Builders with any REOs in their communities better brace themselves for difficult appraisals: bank-owned properties went for an average of 35% less than non-foreclosure sales.
“One year ago, it was 65%,” Daren Blomquist, RealtyTrac’s director of marketing communications, told BUILDER Thursday, after the Irvine, Calif.-based data firm released its 2010 second-quarter statistics for foreclosure sales. According to the firm, more than 248,000 distressed properties (in default, scheduled for auction, or real-estate-owned) were sold in April, May, and June of this year.
While those figures represent nearly a 5% increase in total numbers compared to the previous quarter, RealtyTrac executives said that non-distressed sales grew even more during that period.

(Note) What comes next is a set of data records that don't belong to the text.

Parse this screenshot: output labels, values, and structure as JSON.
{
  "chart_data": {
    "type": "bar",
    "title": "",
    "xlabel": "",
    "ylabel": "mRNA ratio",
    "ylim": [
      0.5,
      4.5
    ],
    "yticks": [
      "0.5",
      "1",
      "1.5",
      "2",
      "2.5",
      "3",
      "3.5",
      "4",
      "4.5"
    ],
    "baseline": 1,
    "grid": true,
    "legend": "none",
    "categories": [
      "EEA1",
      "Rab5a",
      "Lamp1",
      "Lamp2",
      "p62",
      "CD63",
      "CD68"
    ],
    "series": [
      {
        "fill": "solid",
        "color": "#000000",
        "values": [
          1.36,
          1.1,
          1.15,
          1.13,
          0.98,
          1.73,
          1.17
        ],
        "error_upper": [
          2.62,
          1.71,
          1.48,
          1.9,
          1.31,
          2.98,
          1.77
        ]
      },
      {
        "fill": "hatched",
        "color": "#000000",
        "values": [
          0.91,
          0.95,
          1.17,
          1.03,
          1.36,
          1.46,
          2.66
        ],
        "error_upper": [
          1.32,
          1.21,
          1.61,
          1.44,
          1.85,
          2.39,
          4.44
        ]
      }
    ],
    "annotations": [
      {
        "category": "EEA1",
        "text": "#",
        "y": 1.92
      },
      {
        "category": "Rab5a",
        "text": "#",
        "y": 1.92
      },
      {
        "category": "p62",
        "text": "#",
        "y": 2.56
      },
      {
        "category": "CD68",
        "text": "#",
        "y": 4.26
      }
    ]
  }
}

They attributed that growth to the federal housing tax credit, which required a signed contract by April 30, 2010. Overall, foreclosure sales were 24% of all residential sales in 2010’s second quarter.
That level of volume continues to exert downward pressure on pricing. According to RealtyTrac data, foreclosure sales sold for an average of 26% less than their counterparts that were not in foreclosures. Builders with any REOs in their communities better brace themselves for difficult appraisals: bank-owned properties went for an average of 35% less than non-foreclosure sales. Short sales, which are being actively encouraged by the Obama administration, posted an average discount of 13% compared to non-distressed transactions.
Note: A foreclosure sale is a transaction on a home in any stage of the foreclosure process, while a pre-foreclosure sale is typically a short sale.
Transaction Type Average Price Discount
Foreclosure Sale 26%
REO Sale 35%
Pre-Foreclosure Sale 13%
But RealtyTrac’s Blomquist said that his company does not expect to see a much-dreaded (and much-discussed) double-dip in home values as a result of these pricing trends. “Foreclosures continue to have a dampening effect on home prices, but we don’t expect a double dip,” he said. “While REOs have been increasing, there is no evidence that there is going to be this tidal wave that will hit and crater home prices again. It’s more like a dripping faucet” that will keep home values from any significant appreciation.
Of course, in some states, that drippy faucet feels more like a constantly flooding basement. Nevada, which was mentioned earlier, has the highest percentage of foreclosure sales in the country, with 56% of all residential transactions involving a property in some state of foreclosure. Other foreclosure crisis zones are dealing with similar situations, with foreclosure sale rates of 47% for Arizona and 43% for California, which rank second and third after Nevada on that metric.